In fact, all it takes is a simple shortcut. Open the keyboard as normal and hold the comma key (some systems may differ) and then drag up to the right-hand icon to enable one-handed mode. This switches the keyboard from side to side, so you can text quicker on the fly.
Pin Apps to Your Share Menu
The share menu allows you to take files from one app and share them with another, such as how you can send pictures in your messages as soon as you take them. Keep your most common sharing destinations at the top of your share menu easily by pinning them in place.
You can customize how your share list looks by pressing and holding your finger on apps or files while in the sharing menu to give yourself the option to pin it to the top. You'll find it a lot easier to share the items you need.
Multi-Task on Your Android
People be busy sometimes. If you're the man or woman on the go, then you should know that Android devices are able to show you two things at once. Step one is to open the first app you want to use, and then open up the “recent apps” options in your favorite way. Press and hold the three-dot button when you've found the second app you want to use.

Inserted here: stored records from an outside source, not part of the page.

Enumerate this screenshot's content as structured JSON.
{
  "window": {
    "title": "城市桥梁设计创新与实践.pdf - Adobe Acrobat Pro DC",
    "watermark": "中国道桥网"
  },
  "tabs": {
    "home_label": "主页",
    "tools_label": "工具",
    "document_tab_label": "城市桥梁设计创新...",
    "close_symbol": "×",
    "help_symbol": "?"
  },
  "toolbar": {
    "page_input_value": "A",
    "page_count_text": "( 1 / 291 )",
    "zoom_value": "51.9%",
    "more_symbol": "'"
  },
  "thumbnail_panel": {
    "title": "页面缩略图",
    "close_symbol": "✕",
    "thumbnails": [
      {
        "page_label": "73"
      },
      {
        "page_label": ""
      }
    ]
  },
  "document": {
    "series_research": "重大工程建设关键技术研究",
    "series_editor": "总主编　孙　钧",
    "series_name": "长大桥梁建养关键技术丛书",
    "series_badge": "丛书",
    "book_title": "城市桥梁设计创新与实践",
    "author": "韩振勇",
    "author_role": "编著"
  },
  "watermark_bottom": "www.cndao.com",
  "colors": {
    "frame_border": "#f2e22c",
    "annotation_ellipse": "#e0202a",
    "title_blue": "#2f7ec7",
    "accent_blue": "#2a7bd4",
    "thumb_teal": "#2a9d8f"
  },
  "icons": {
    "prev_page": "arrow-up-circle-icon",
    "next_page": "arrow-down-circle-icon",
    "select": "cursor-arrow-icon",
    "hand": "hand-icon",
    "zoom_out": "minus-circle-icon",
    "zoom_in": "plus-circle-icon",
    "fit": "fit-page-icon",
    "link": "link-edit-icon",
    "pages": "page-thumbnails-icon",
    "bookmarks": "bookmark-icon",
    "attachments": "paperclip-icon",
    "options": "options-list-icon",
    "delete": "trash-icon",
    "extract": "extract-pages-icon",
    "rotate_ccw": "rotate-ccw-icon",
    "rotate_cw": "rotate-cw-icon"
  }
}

From there, you should be able to select “split screen.” You can now open any app from the recent apps menu, and see the two apps side-by-side.
Customize Your Status Bar
You probably know that the status bar is the thin strip at the top of the screen that shows notifications, your phone's power, and other details. Most Android phones have a hidden settings menu called the “System UI Tuner” that allows you to adjust the bar with a couple of different options.
To enable it, swipe down from the top of the screen with two fingers to get the “Quick Settings.” Press and hold the gear to enable Settings UI. Go into your settings menu and you'll see an option called System UI Tuner, and from there you can customize.
Create Replacement Text
When you're texting, you might be in a hurry. In a store, working, walking. Autocorrect can sometimes get in the way, but you can tell your phone to take certain words and replace them with what you really mean to say.
Go to settings, general, keyboard, text replacement, and tap the plus sign in the upper right to create codes your phone can translate. A common one you can use is “OMW” getting re-written to “On my way.”